A Pandemic: What Do You Do as Manager When an Employee Tests Positive?
When you lead your business through a pandemic, you have a number of new responsibilities to juggle. You need to manage your employees working remotely, revisit your business plan, and take care of your own family’s needs. In the middle of these unusual responsibilities, you need to know what you will do in the event that one of your employees should notify you that they have tested positive for the disease ravaging the country.
Having an employee test positive can be a complex challenge to face. It calls for sensitivity, but also requires that you move quickly as a manager. In other words, you need both emotional intelligence and decisive managerial instinct. Whether your employees work remotely or come in to work, what follows are tips on the steps that you can take to handle such a situation.
To begin, remember to be sympathetic
It’s important to get your response right when your employee first calls to you to tell you about the fact that they now have the infection. While their symptoms may only be mild in the beginning, they are likely to be highly stressed about where their health might be headed, and whether they may have given the infection to friends, coworkers, and family members. You need to communicate in clear language that you and the team are there for them, and they can count on you. They need to hear that it’s okay if they need to stop working for a while to take care of their health.
Do what you can to arrest the spread of the disease
Once you get off the phone with the employee, you need to talk to HR (human resources) to see what can be done to keep the disease from spreading to other members of your workforce. HR should have a protocol in place that you can make use of. At the very least, you need to ask the affected employee to make a list of the coworkers they have been within six feet of over the past couple of weeks.
They probably won’t have infected anyone if they worked from home. If they did meet other workers in person, however, you should contact those other employees, tell them that they could be infected, and ask them to quarantine themselves. Throughout these conversations, you need to maintain confidentiality about the employee’s identity. You should also ask the employees you talk to about whether they need help with anything, and tell them that you and the company are there for them.
While a quick phone conversation can help alert those necessary, you’ll need to use email if you have people who aren’t reachable over the phone. Meanwhile, if your employees begin to become anxious about the possibility of being infected, they may ask you for reassurance that they will be okay. You need to remind them that you’re not a doctor, direct them to the website of the Centers for Disease Control and Prevention, and assure them that the company is always supportive.
In general, people tend to not retain information well when they are stressed out. Your employees are unlikely to fully remember all the details that you bring up over the phone talking about the possibility of infection. It can help to repeat the information in a thorough follow-up email that you send out to each person on your calling list.
Demonstrate care and support
It would be a good idea for the CEO to personally call the employee who is sick, and the people who are at risk from having been in close contact with the employee, just to show them that the company is looking out for them.

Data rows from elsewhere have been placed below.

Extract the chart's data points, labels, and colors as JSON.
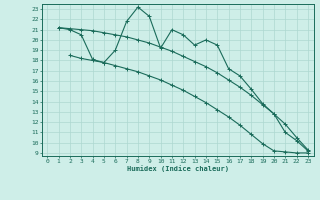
{
  "xlabel": "Humidex (Indice chaleur)",
  "bg_color": "#ceeee8",
  "line_color": "#1a6b5a",
  "grid_color": "#aed8d0",
  "xlim": [
    -0.5,
    23.5
  ],
  "ylim": [
    8.7,
    23.5
  ],
  "yticks": [
    9,
    10,
    11,
    12,
    13,
    14,
    15,
    16,
    17,
    18,
    19,
    20,
    21,
    22,
    23
  ],
  "xticks": [
    0,
    1,
    2,
    3,
    4,
    5,
    6,
    7,
    8,
    9,
    10,
    11,
    12,
    13,
    14,
    15,
    16,
    17,
    18,
    19,
    20,
    21,
    22,
    23
  ],
  "line1_x": [
    1,
    2,
    3,
    4,
    5,
    6,
    7,
    8,
    9,
    10,
    11,
    12,
    13,
    14,
    15,
    16,
    17,
    18,
    19,
    20,
    21,
    22,
    23
  ],
  "line1_y": [
    21.2,
    21.1,
    21.0,
    20.9,
    20.7,
    20.5,
    20.3,
    20.0,
    19.7,
    19.3,
    18.9,
    18.4,
    17.9,
    17.4,
    16.8,
    16.1,
    15.4,
    14.6,
    13.7,
    12.8,
    11.8,
    10.5,
    9.3
  ],
  "line2_x": [
    2,
    3,
    4,
    5,
    6,
    7,
    8,
    9,
    10,
    11,
    12,
    13,
    14,
    15,
    16,
    17,
    18,
    19,
    20,
    21,
    22,
    23
  ],
  "line2_y": [
    18.5,
    18.2,
    18.0,
    17.8,
    19.0,
    21.8,
    23.2,
    22.3,
    19.2,
    21.0,
    20.5,
    19.5,
    20.0,
    19.5,
    17.2,
    16.5,
    15.2,
    13.8,
    12.8,
    11.0,
    10.2,
    9.2
  ],
  "line3_x": [
    1,
    2,
    3,
    4,
    5,
    6,
    7,
    8,
    9,
    10,
    11,
    12,
    13,
    14,
    15,
    16,
    17,
    18,
    19,
    20,
    21,
    22,
    23
  ],
  "line3_y": [
    21.2,
    21.0,
    20.5,
    18.1,
    17.8,
    17.5,
    17.2,
    16.9,
    16.5,
    16.1,
    15.6,
    15.1,
    14.5,
    13.9,
    13.2,
    12.5,
    11.7,
    10.8,
    9.9,
    9.2,
    9.1,
    9.0,
    9.0
  ]
}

In the event that the number of positive cases at your company should begin to rise, and it isn’t practical for the CEO to call each infected person, they can delegate authority to a manager lower down to make those calls for them.
A pandemic can be a challenging time for anyone, but it is a critical part of the job for business leaders and other managers to extend support to their employees, reassure them, and help keep their spirits and morale up. An employee who tests positive needs the company to respond quickly, and sensitively. Such a response is likely to help make everyone at the company feel more secure, and place them in a better position to focus on work, in the knowledge that they are well taken care of.